Later, in Dialectic, the recitative is pianissimo. Greene comes back to the predicaments of women, calling  upon the unique, social, intertwined and situated realities of women as a just and valid point of view and source of knowledge:
A free act, after all, is a particularized one. It is undertaken from the standpoint of a particular, situated person trying to bring into existence something contingent on his/her hopes, expectations, and capacities. The world in which the person creates and works through a future project cannot but be a social world; and the nature of the project cannot but be affected by shared meanings and interpretations of existing social realities.

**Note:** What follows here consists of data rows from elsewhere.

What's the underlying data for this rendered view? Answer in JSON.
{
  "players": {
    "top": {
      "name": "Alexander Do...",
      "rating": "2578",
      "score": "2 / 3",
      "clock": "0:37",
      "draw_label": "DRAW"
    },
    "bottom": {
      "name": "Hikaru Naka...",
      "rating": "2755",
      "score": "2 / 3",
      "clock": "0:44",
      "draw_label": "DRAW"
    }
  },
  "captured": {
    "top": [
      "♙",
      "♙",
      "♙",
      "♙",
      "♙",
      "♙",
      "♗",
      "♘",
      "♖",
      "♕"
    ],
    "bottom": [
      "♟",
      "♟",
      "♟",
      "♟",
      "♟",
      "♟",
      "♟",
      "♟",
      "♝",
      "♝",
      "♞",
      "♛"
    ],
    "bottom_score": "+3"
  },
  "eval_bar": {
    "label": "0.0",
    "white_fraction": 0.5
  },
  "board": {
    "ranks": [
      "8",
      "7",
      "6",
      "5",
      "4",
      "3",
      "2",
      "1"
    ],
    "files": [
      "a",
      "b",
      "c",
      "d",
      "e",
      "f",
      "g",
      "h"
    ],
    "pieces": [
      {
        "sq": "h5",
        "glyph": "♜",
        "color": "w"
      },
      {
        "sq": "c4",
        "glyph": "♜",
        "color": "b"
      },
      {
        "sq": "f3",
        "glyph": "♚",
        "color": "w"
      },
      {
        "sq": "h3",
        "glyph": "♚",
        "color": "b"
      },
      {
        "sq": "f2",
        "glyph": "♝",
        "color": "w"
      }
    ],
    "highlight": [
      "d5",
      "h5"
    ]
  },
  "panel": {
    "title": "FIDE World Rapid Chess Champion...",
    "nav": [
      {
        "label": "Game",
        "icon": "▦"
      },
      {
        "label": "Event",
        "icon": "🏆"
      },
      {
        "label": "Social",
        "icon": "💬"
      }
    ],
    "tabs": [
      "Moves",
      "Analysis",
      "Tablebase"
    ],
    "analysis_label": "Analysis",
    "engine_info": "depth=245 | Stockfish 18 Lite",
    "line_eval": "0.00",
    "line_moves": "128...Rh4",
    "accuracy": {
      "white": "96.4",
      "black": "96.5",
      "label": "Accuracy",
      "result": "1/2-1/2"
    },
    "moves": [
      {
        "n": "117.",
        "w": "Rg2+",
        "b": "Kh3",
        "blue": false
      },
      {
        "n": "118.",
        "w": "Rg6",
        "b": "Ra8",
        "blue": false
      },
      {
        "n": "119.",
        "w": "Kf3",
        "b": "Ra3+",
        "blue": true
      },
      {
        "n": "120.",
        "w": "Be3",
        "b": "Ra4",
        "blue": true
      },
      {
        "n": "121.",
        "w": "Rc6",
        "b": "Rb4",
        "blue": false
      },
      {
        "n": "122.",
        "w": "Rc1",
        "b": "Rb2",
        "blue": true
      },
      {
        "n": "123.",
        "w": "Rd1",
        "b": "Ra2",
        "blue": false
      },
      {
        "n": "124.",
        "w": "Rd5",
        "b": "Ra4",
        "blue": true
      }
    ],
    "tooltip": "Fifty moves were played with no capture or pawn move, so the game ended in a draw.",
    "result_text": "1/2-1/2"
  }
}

John Dewey wrote, for example, that "while singular beings in their singularity think, want, and decide, what they think and strive for, the content of their beliefs and intentions is a subject matter provided by association” (1927/1954, p. 25).  If that association is conceived of as one among autonomous, rational beings who are convinced that reliable knowledge (being largely formal and rule-governed) does not vary among them, the very notion of singularity summons up a troubling relativism that makes suspect situated knowledge claims. This may partly explain, not only the lack of respect for women's thought processes on the part of men, but the efforts of certain women to suppress their own lived experiences in order to claim an equality in the domain of formal reason identified with the public sphere.
Dialectic represents a turning point, for me, of Greene-realized. My interpretation is finding the use of the qualifier lived in Greene's writing to be in direct correlation to an assertion of a distinct, political voice. In Markie Hancock's documentary, Exclusions and Awakenings (2001), Greene talks about the perils of of a Jewish woman finding a teaching job in higher education. She was told she was "too literary" which for her was code for "female." In Dialectic she writes about the struggle she experienced in how she pursued understanding:
From the beginning of my career, trying with some difficulty to be accepted as a philosopher of education, I found myself moving back and forth between imaginative literature and philosophy. Troubled by the kinds of positivism that identified existential questions (about birth and death and commitment and anxiety and freedom) with "pseudo-questions," with a domain of meaninglessness, I kept on stubbornly seeking out those questions in fictive and poetic worlds, in personal narratives. Troubled by impersonality, by abstract vantage points, I wanted people to name themselves and tell their stories when they made their statements. I came to believe (or I was taught) that "reality" referred, after all, to interpreted experience (1988, pp. xi-xii). 
 There might be a linkage between this practice of interpreted experience and the particularization/situatedness of women. It might be that the qualifier of lived is particular to the female experience. I'm not ready to affirm this as Dewey's influence in his accounting for experience is reflected in Greene's reading and writing. Yet experience, for Greene, takes into account the gaps/lacks/deficiencies that can only be recognized through reflection. The reflected life isn't always optimistic, and neither is Greene (Hancock, 2001). Wendy Kohli and others see this as a distinction between Greene and Dewey (Hancock, 2001). Greene's pessimism is situated to her own lived life as a woman in a man's world.